The cruelties of the Sultan find no end. When he comes to know of his stepmother’s killing of the Najib, he mercilessly orders “I want her stoned to death publicly tomorrow morning”. When his stepmother taunts him for killing his father, brother and Sheikh, Tughlaq claims that he has killed them for an ideal. He himself says, “I killed them–yes–but killed them for an ideal” because “They gave me what I wanted power, strength to shape my thoughts, strength to act, strength to recognize myself.”
Tughlaq desecrates prayer by using it as a means for political ends. At first he decrees religious punishment for failure to pray five times a day. Later, he bans prayer itself and punishes those who pray. Again, after sometime, he announces that “henceforth every Muslim will pray five times a day as enjoined by the Holy Koran and declare himself a Faithful slave of the Lord.” Later on towards the end, he admits his mistake and the wisest fool in the empire that he has become, he cries for God’s help:
God, God in Heaven, please help me. Please don’t let go off my hand. My skin drips with blood and I don’t know how much of it is mine and how much of others…. Clean me; cover me with Your Infinite Mercy.

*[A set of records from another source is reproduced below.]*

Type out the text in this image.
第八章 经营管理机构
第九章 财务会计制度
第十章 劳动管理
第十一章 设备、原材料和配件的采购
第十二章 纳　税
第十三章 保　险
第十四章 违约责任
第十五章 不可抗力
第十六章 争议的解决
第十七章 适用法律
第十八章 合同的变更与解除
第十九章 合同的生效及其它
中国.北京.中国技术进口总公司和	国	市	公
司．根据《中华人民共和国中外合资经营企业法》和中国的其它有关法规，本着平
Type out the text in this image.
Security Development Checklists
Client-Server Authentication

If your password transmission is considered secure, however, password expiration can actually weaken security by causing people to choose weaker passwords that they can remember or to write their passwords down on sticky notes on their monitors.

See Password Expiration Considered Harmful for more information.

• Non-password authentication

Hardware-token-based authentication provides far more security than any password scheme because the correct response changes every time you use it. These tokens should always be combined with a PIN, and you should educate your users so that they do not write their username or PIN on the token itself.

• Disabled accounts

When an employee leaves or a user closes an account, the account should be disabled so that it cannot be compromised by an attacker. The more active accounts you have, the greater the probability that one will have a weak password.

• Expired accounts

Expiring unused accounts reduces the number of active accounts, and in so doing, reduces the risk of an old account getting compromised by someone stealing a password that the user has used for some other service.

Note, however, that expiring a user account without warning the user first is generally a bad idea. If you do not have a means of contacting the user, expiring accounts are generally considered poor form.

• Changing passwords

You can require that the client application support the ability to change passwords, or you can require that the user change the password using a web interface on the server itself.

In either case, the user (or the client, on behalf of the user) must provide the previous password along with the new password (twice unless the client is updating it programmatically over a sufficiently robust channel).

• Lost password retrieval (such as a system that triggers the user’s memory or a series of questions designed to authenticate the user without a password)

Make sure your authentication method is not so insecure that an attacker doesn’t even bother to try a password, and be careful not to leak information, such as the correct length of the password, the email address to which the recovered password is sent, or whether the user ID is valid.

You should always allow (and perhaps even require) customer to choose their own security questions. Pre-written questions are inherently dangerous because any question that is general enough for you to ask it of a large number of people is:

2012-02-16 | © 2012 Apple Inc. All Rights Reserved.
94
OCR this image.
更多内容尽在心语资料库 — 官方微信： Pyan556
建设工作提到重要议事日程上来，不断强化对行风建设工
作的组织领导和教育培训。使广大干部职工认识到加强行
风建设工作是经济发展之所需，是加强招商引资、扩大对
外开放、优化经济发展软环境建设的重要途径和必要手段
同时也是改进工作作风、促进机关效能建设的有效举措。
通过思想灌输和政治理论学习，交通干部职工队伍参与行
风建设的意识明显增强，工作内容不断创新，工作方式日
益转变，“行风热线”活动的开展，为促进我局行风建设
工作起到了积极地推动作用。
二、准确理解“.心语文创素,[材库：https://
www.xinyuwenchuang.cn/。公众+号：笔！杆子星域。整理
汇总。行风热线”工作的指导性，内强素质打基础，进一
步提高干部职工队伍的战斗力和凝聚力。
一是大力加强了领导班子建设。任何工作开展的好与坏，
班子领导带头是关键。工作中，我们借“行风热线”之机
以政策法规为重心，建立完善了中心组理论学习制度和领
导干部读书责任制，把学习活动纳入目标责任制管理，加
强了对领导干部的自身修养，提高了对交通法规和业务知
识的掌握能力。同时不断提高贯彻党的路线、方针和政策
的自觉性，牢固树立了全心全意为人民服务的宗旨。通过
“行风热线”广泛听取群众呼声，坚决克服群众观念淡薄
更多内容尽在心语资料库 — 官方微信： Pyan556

The handling of the theme suggests that it transcends Muhammad Tughlaq of a specific period and encompasses men of all times. Ultimately the message conveyed by the dramatist is that God alone is the Supreme Being and not man:
Alla – Ho – Akbar! Alla – Ho – Akbar!
Ashahado La Elaha Illilah.
Tughlaq has become the classic of the contemporary age through this eponymous and enigmatic character, the doomed dreamer, very well resembles Martin Luther King whose dreams were also shattered by destiny. Like Marlowe’s heroes namely, Tamburlaine, Doctor Faustus and Jew of Malta, Tughlaq, like a megalomaniac, is fully convinced that he alone knows what is good for others and he alone is capable of achieving it for them. The play greatly appealed to the Indian audience because it reflected the political mood of disillusionment, which prevailed in the Nehru era of idealism in the country.